A. It’s just one more way of looking at the mystery of personality. The subject could just as easily be fathers and sons, except I’m not a man and would more likely get details wrong. I believe that most children of difficult parents have a special fear of becoming like those parents when raising their own children. Some do anyway though, some don’t, and some split the difference. I have a novelist friend who says that he never puts his hand into his mother’s cage without its coming out bloody. There was something about the wives of that mid-century generation, at least those who had a certain level of privilege – it could have been caused by a hundred things, and I have my theories and readers will have theirs – but in a way that you don’t often find represented in song and story and American myth, a significant sample of them seemed to hate their daughters, or their sons, or their grandchildren. Why? Were they jealous, were they angry about restrictions in their lives that didn’t exist for their daughters? It seems worth trying to understand.
Q. Since you brought up Dickens, who are your influences?
A. Dickens, of course. We read David Copperfield in eighth grade and I never stopped. At Harvard back in the day, one of your four major courses junior year was a small or even individual tutorial (as I recall it) in whatever area of your major you most wanted to study in depth. Esther Purpel and I wanted to read Dickens and there was only one instructor in the department who was willing to take us on, Donald Doub, God bless him. The rest were all trying to write their own doctoral theses, or striving to publish not perish, and far preferred you read something they already knew, like Shakespeare, or something there wasn’t much of, like Austen. With Dr. Doub we read comic literature, in translation if necessary, the first term, from Gil Blas and Don Quixote through Fielding and Smollett, and in the second term, all of Dickens’ fiction. All. It was an absolute feast. For the rest, if influences mean what you read over and over again, Austen, Evelyn Waugh, Scott Fitzgerald, and Willa Cather.

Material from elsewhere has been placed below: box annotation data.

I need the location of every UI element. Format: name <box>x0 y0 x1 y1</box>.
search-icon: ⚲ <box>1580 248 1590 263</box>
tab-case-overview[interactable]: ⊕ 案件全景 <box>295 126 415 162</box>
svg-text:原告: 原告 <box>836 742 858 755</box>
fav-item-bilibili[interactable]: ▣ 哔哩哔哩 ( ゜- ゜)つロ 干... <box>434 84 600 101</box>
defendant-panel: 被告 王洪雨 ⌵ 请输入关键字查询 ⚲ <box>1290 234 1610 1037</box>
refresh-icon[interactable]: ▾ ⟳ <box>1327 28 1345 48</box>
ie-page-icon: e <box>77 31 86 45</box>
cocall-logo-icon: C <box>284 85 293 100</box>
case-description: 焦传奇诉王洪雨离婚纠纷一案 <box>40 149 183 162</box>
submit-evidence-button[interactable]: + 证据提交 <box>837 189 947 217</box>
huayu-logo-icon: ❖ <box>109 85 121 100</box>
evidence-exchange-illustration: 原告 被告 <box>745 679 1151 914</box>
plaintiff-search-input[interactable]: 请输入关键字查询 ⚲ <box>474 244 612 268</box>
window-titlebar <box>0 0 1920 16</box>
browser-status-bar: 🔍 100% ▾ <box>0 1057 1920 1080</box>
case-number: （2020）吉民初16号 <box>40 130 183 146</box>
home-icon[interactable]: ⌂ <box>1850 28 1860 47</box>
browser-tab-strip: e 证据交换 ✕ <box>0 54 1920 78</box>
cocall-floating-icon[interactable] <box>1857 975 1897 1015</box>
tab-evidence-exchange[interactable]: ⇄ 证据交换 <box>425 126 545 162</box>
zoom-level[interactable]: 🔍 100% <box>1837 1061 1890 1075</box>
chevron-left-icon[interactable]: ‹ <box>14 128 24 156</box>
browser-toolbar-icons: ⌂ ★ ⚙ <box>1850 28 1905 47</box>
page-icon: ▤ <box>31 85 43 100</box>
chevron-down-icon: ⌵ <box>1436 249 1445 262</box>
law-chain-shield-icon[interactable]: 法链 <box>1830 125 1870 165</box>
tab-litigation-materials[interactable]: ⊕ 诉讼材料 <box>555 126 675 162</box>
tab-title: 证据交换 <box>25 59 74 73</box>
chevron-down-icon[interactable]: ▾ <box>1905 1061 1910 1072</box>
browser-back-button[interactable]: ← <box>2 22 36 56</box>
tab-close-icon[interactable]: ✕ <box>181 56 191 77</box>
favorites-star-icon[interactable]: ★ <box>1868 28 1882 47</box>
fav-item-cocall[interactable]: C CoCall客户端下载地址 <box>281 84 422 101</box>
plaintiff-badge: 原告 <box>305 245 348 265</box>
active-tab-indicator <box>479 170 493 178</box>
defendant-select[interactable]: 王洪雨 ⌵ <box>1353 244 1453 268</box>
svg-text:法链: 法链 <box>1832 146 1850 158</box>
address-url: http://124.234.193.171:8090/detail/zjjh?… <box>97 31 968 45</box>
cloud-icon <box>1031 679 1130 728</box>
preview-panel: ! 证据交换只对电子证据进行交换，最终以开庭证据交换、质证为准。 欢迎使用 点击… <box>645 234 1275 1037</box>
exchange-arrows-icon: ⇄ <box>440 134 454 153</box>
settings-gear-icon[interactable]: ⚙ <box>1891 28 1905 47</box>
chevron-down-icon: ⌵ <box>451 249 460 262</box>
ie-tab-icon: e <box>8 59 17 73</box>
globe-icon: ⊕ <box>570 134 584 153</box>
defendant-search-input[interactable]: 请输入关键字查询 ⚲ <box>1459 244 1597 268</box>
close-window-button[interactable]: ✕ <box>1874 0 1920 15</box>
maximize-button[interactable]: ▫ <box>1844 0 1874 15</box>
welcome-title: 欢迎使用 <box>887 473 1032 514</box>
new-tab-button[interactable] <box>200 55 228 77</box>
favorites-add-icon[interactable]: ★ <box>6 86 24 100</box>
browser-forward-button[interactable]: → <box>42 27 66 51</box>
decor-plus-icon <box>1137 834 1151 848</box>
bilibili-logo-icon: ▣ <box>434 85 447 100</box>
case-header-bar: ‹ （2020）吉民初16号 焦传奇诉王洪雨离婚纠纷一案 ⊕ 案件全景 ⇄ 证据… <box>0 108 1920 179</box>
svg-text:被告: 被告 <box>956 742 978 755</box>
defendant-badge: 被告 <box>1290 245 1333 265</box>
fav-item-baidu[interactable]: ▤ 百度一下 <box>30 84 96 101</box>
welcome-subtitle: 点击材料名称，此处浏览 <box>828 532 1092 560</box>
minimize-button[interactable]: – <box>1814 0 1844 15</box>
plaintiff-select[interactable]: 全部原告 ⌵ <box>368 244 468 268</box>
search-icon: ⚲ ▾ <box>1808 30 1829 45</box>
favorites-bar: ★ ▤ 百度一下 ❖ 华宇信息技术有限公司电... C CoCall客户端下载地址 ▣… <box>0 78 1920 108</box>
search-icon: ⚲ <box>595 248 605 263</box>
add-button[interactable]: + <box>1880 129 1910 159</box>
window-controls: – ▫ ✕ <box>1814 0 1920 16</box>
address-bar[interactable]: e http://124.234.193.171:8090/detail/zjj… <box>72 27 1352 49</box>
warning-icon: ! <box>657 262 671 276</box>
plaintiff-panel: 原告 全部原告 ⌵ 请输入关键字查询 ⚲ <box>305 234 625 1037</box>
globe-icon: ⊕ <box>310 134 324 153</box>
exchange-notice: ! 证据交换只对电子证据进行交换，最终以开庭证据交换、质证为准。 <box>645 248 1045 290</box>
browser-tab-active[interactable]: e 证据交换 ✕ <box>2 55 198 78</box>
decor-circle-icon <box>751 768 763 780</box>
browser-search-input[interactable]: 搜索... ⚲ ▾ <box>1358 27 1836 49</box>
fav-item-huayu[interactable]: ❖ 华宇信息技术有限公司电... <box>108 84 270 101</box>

Q. What are you working on now?
A. I’m a long way from the writing stage of what I’m working on, but I know where I’m going. When you work in a long form you have to have, or develop, a long attention span, but at least in my case, the concomitant of that is you don’t do well with interruptions. So I can’t really settle into the next book until I can lock the doors and turn off the phone and stay that way for about two years. I’m still seeing Leeway Cottage along its course toward open water, which still feels like part of the working on it. But from the beginning, my editor and I have known that the novel after Leeway Cottage would be about what happens when Sydney and Laurus’ children inherit the house together. My grandmother apparently used to say that you don’t know what kind of parent you’ve been until you see your grandchildren. Similarly, I won’t have finished looking at Sydney and Laurus’ marriage until I see what becomes of their children. So I’m working, in the sense of reading and thinking, on who they grow up to be. And I’m collecting stories of the family politics of inheritance. And I’ve structured the Moss family’s time frame such that the two daughters of Sydney and Laurus go to the same boarding school, in the same years, as the characters from my first novel, The New Girls. Maybe I’ll use that and maybe I won’t, but it’s fun knowing it’s there.